James desarrolla explícitamente el punto de vista como una metáfora de la perspectiva posrenacentista, el escritor, que habita en la «casa de la ficción», mira a través de ventanas que dan al «escenario humano» con sus ojos, o «al menos con unos prismáticos», detenidamente, al mundo.

Estemos o no de acuerdo con los presupuestos teóricos de los miméticos aristotélicos o de los diegéticos platónicos (el arte debe o no imitar a la vida), sus teorías quizá no han explicado tanto como pretenden pero sí han dado origen a obras extraordinarias, porque el simple hecho de intentar aplicar los hallazgos de un medio en otro diferente ya es un buen estímulo para la creación y el descubrimiento.

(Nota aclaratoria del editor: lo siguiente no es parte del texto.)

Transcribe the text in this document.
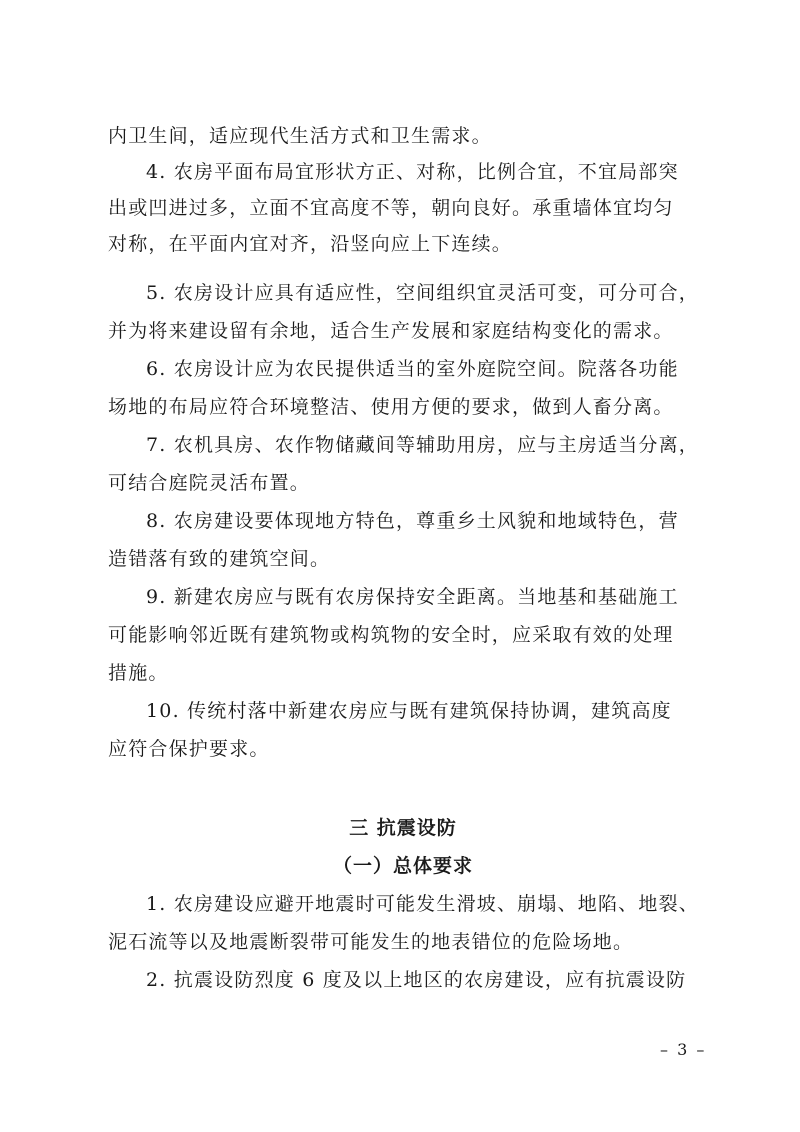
内卫生间，适应现代生活方式和卫生需求。
4. 农房平面布局宜形状方正、对称，比例合宜，不宜局部突
出或凹进过多，立面不宜高度不等，朝向良好。承重墙体宜均匀
对称，在平面内宜对齐，沿竖向应上下连续。
5. 农房设计应具有适应性，空间组织宜灵活可变，可分可合，
并为将来建设留有余地，适合生产发展和家庭结构变化的需求。
6. 农房设计应为农民提供适当的室外庭院空间。院落各功能
场地的布局应符合环境整洁、使用方便的要求，做到人畜分离。
7. 农机具房、农作物储藏间等辅助用房，应与主房适当分离，
可结合庭院灵活布置。
8. 农房建设要体现地方特色，尊重乡土风貌和地域特色，营
造错落有致的建筑空间。
9. 新建农房应与既有农房保持安全距离。当地基和基础施工
可能影响邻近既有建筑物或构筑物的安全时，应采取有效的处理
措施。
10. 传统村落中新建农房应与既有建筑保持协调，建筑高度
应符合保护要求。
三 抗震设防
（一）总体要求
1. 农房建设应避开地震时可能发生滑坡、崩塌、地陷、地裂、
泥石流等以及地震断裂带可能发生的地表错位的危险场地。
2. 抗震设防烈度 6 度及以上地区的农房建设，应有抗震设防
– 3 –
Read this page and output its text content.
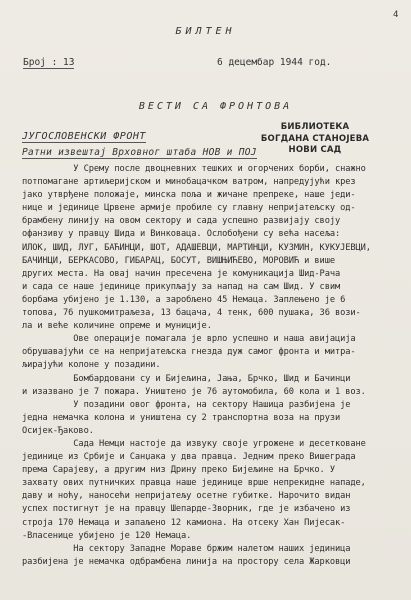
4
БИЛТЕН
Број : 13	6 децембар 1944 год.
ВЕСТИ СА ФРОНТОВА
ЈУГОСЛОВЕНСКИ ФРОНТ
Ратни извештај Врховног штаба НОВ и ПОЈ
БИБЛИОТЕКА
БОГДАНА СТАНОЈЕВА
НОВИ САД
У Срему после двоцневних тешких и огорчених борби, снажно
потпомагане артиљеријском и минобацачком ватром, напредујући крез
јако утврђене положаје, минска поља и жичане препреке, наше једи-
нице и јединице Црвене армије пробиле су главну непријатељску од-
брамбену линију на овом сектору и сада успешно развијају своју
офанзиву у правцу Шида и Винковаца. Ослобођени су већа насеља:
ИЛОК, ШИД, ЛУГ, БАЋИНЦИ, ШОТ, АДАШЕВЦИ, МАРТИНЦИ, КУЗМИН, КУКУЈЕВЦИ,
БАЧИНЦИ, БЕРКАСОВО, ГИБАРАЦ, БОСУТ, ВИШЊИЋЕВО, МОРОВИЋ и више
других места. На овај начин пресечена је комуникација Шид-Рача
и сада се наше јединице прикупљају за напад на сам Шид. У свим
борбама убијено је 1.130, а заробљено 45 Немаца. Заплењено је 6
топова, 76 пушкомитраљеза, 13 бацача, 4 тенк, 600 пушака, 36 вози-
ла и веће количине опреме и муниције.
Ове операције помагала је врло успешно и наша авијација
обрушавајући се на непријатељска гнезда дуж самог фронта и митра-
љирајући колоне у позадини.
Бомбардовани су и Бијељина, Јања, Брчко, Шид и Бачинци
и изазвано је 7 пожара. Уништено је 76 аутомобила, 60 кола и 1 воз.
У позадини овог фронта, на сектору Нашица разбијена је
једна немачка колона и уништена су 2 транспортна воза на прузи
Осијек-Ђаково.
Сада Немци настоје да извуку своје угрожене и десетковане
јединице из Србије и Санџака у два правца. Једним преко Вишеграда
према Сарајеву, а другим низ Дрину преко Бијељине на Брчко. У
захвату ових путничких правца наше јединице врше непрекидне нападе,
даву и ноћу, наносећи непријатељу осетне губитке. Нарочито видан
успех постигнут је на правцу Шепарде-Зворник, где је избачено из
строја 170 Немаца и запаљено 12 камиона. На отсеку Хан Пијесак-
-Власенице убијено је 120 Немаца.
На сектору Западне Мораве бржим налетом наших јединица
разбијена је немачка одбрамбена линија на простору села Жарковци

El mensaje cambia el medio, dice Jeffrey Bardzell en El lector de los nuevos medios, y da un buen ejemplo: no se pueden leer más de 15 o 20 páginas de un ensayo riguroso en una hora, pero sí 60 de un best seller. A pesar de las semejanzas, una serie como Los Soprano también exige otro tipo de atención al espectador, a pesar de emitirse en el mismo medio que las más convencionales. Pensar que el cine, la televisión, el teatro o la literatura sólo sirve para hacer esto o aquello y de esta o aquella manera es caer en un simplismo poco recomendable. Todos los medios sirven para muchas más cosas de las que creen sus guardianes y no hay que aceptar como definitivas ni siquiera las teorías de pensadores tan sensatos y justamente célebres como Aristóteles, quien era un espectador muy conservador. Auerbach nos ofrece ejemplos esclarecedores de cómo en un mismo medio, el teatro griego, la diferencia entre tragedia y comedia afectaba al realismo, pues la realidad vulgar y lo cotidiano sólo eran posibles en la comedia. Durante siglos, en efecto, el realismo estuvo limitado a lo cómico; los reyes, emperadores y papas se comportaban de manera estereotipada tanto en las farsas medievales como en el teatro de Racine y Corneille, quedando el realismo limitado a personajes como los bufones, los locos y, a veces, los niños. En cuanto a la televisión, en los últimos años se ha demostrado que se pueden emitir series convencionales con multitramas reparadoras pero también otro tipo de estructuras y narraciones más complejas, por lo que, también en este caso, el mensaje cambia el medio al ofrecernos algo distinto que pone en marcha facultades mentales que quizá habían permanecido dormidas hasta entonces.

ACERCA DE LO CONVENCIONAL

Lo malo de la convención no es que sea poco fiable per se, sino que acaba por convertirse, mediante la repetición, en algo cada vez más y más convencional.

JAMES WOOD, El arte de la ficción

A lo largo de este libro he empleado una y otra vez el adjetivo «convencional» para referirme a ciertas formas de escribir para el cine y la televisión que han dominado durante tres décadas y que en los últimos años han empezado a cuestionarse. Soy consciente de que el uso de ese adjetivo es una simplificación y comparto la opinión de David Bordwell de que no es informativo llamar a una película «no convencional», ya que es muy posible que su peculiaridad esté conforme con otro conjunto de convenciones. Como dice James Wood, la convención pocas veces está muerta, pero siempre está moribunda: «El artista siempre está intentando burlarla, pero al burlarla siempre establece otra convención moribunda».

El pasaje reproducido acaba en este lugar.